Cada vez que en México nos metemos en problemas electorales, que las elecciones en turno resultan cuestionadas y se califica de “ilegítimo” –sea cierto o no– a quien se sienta en la silla del águila, los gobiernos en turno hacen concesiones a los grupos más conservadores, dan un paso más hacia la derecha y abren más las puertas al intervencionismo estadounidense.
Lo vivimos con Carlos Salinas de Gortari y hoy lo estamos viviendo con Felipe calderón Hinojosa.
La cuestionada elección de Salinas frente a Cuauhtémoc Cárdenas, en 1988, llevó al entonces candidato presidencial del PRI a pactar con la cúpula panista –entre otras cosas—la devolución de banca, la desaparición del ejido y el restablecimiento de relaciones diplomáticas con el Vaticano.
El acoso del gobierno salinista a la izquierda representada por los cardenistas produjo más de trescientos muertos, la mayoría líderes políticos en distintas comunidades del país.
Carlos Salinas, como dirían los panistas de ese entonces –Luis H. Álvarez, Diego Fernández de Cevallos, Carlos Castillo Peraza, entre otros—se legitimaría en el poder.
A golpes de “autoridad” –comenzando por el encarcelamiento del poderoso líder petrolero Joaquín Hernández Galicia, “La Quina”, acusándolo incluso, falsamente, de haber asesinado a un ministerio público a las puertas de su casa—, Salinas se asentó en la Presidencia de la República y comenzó a “pagar” sus deudas: repartió poder a los panistas, a sus amigos y abrió las puertas a la Iglesia y a los estadounidenses.
Su ensueño se derrumbó al final de su sexenio. Comenzó con el asesinato del cardenal Juan Jesús Posadas Ocampo, en mayo de 1993; siguió con el alzamiento zapatistas, el 1 de enero de 1994, primer día de su último año de gobierno; tuvo su momento más dramático con el asesinato del candidato presidencial del PRI, Luis Donaldo Colosio, el 23 de marzo; y cerró con el asesinato de su cuñado, José Francisco Ruiz Massieu –quien apuntaba para ser líder de la Cámara de Diputados–, el 28 de septiembre del 94, dos meses antes de entregarle la banda presidencial a Ernesto Zedillo.
El costo de su legitimación –o de la ilegitimidad, según se vea– fue muy alto.
En 2006, Felipe Calderón enfrentó una situación similar en la elección presidencial. La duda sobre el verdadero resultado de esos comicios persiste, aún y cuando a los decires de los seguidores de Andrés Manuel López Obrador hablan de un fraude –que no han podido comprobar–, se han sumado a últimas fechas algunas voces priistas, insinuando incluso un “pacto” entre ambos para permitirle acceder al poder.

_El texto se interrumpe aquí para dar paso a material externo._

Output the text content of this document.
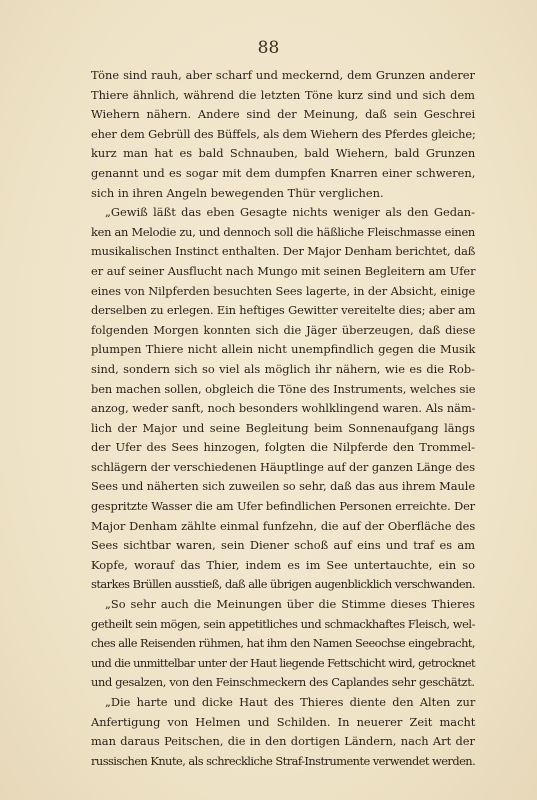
88
Töne sind rauh, aber scharf und meckernd, dem Grunzen anderer
Thiere ähnlich, während die letzten Töne kurz sind und sich dem
Wiehern nähern. Andere sind der Meinung, daß sein Geschrei
eher dem Gebrüll des Büffels, als dem Wiehern des Pferdes gleiche;
kurz man hat es bald Schnauben, bald Wiehern, bald Grunzen
genannt und es sogar mit dem dumpfen Knarren einer schweren,
sich in ihren Angeln bewegenden Thür verglichen.
„Gewiß läßt das eben Gesagte nichts weniger als den Gedan-
ken an Melodie zu, und dennoch soll die häßliche Fleischmasse einen
musikalischen Instinct enthalten. Der Major Denham berichtet, daß
er auf seiner Ausflucht nach Mungo mit seinen Begleitern am Ufer
eines von Nilpferden besuchten Sees lagerte, in der Absicht, einige
derselben zu erlegen. Ein heftiges Gewitter vereitelte dies; aber am
folgenden Morgen konnten sich die Jäger überzeugen, daß diese
plumpen Thiere nicht allein nicht unempfindlich gegen die Musik
sind, sondern sich so viel als möglich ihr nähern, wie es die Rob-
ben machen sollen, obgleich die Töne des Instruments, welches sie
anzog, weder sanft, noch besonders wohlklingend waren. Als näm-
lich der Major und seine Begleitung beim Sonnenaufgang längs
der Ufer des Sees hinzogen, folgten die Nilpferde den Trommel-
schlägern der verschiedenen Häuptlinge auf der ganzen Länge des
Sees und näherten sich zuweilen so sehr, daß das aus ihrem Maule
gespritzte Wasser die am Ufer befindlichen Personen erreichte. Der
Major Denham zählte einmal funfzehn, die auf der Oberfläche des
Sees sichtbar waren, sein Diener schoß auf eins und traf es am
Kopfe, worauf das Thier, indem es im See untertauchte, ein so
starkes Brüllen ausstieß, daß alle übrigen augenblicklich verschwanden.
„So sehr auch die Meinungen über die Stimme dieses Thieres
getheilt sein mögen, sein appetitliches und schmackhaftes Fleisch, wel-
ches alle Reisenden rühmen, hat ihm den Namen Seeochse eingebracht,
und die unmittelbar unter der Haut liegende Fettschicht wird, getrocknet
und gesalzen, von den Feinschmeckern des Caplandes sehr geschätzt.
„Die harte und dicke Haut des Thieres diente den Alten zur
Anfertigung von Helmen und Schilden. In neuerer Zeit macht
man daraus Peitschen, die in den dortigen Ländern, nach Art der
russischen Knute, als schreckliche Straf-Instrumente verwendet werden.
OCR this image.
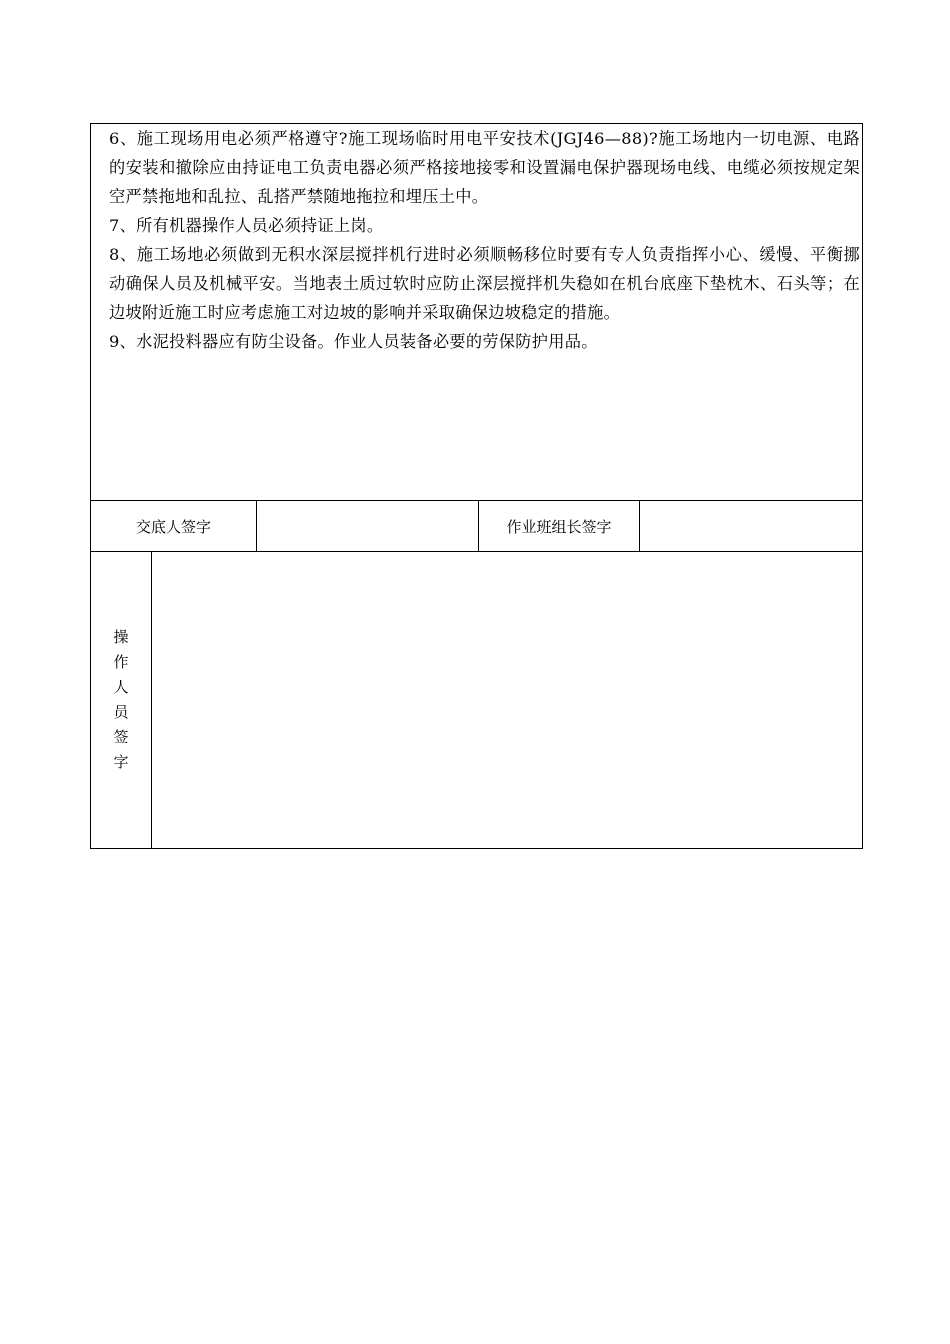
6、施工现场用电必须严格遵守?施工现场临时用电平安技术(JGJ46—88)?施工场地内一切电源、电路的安装和撤除应由持证电工负责电器必须严格接地接零和设置漏电保护器现场电线、电缆必须按规定架空严禁拖地和乱拉、乱搭严禁随地拖拉和埋压土中。

7、所有机器操作人员必须持证上岗。

8、施工场地必须做到无积水深层搅拌机行进时必须顺畅移位时要有专人负责指挥小心、缓慢、平衡挪动确保人员及机械平安。当地表土质过软时应防止深层搅拌机失稳如在机台底座下垫枕木、石头等；在边坡附近施工时应考虑施工对边坡的影响并采取确保边坡稳定的措施。

9、水泥投料器应有防尘设备。作业人员装备必要的劳保防护用品。				

交底人签字			作业班组长签字	

操作人员签字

Pero como diría El Supremo, “haiga sido como haiga sido”, se puso la banda presidencial.
Calderón –al igual que Salinas—requería un golpe de fuerza para legitimarse. Fiel al estilo de las derechas del mundo, eligió apoyarse en el Ejército. Y sin mayor análisis, estudios de inteligencia y, peor aún, por encima de la Constitución, declaró la “guerra” contra el narcotráfico.
A tres años de distancia, la cantidad de muertos se cuenta por miles y miles. Las “bajas” civiles van en aumento, los cuestionamientos al Ejército por violaciones a derechos humanos se expresan hoy en día, de manera alarmante, en audiencias del Departamento Estado norteamericano.
Por si fuera poco, este fin de semana fueron asesinados tres civiles conectados con el consulado de Estados Unidos en Ciudad Juárez. El propio presidente Barack Obama manifestó su indignación. Agentes del FBI se encuentran ya en territorio mexicano investigando los hechos.
La injerencia norteamericana –so pretexto de la lucha contra el narcotráfico– avanza a pasos acrecentados.
Los grandes fantasmas de nuestro pasado: Iglesia, Ejército, injerencia norteamericanos, han sido despertados y vuelven por sus fueros.
Son los costos de la ilegitimidad. O, cuando menos, de las dudas generadas por esas elecciones.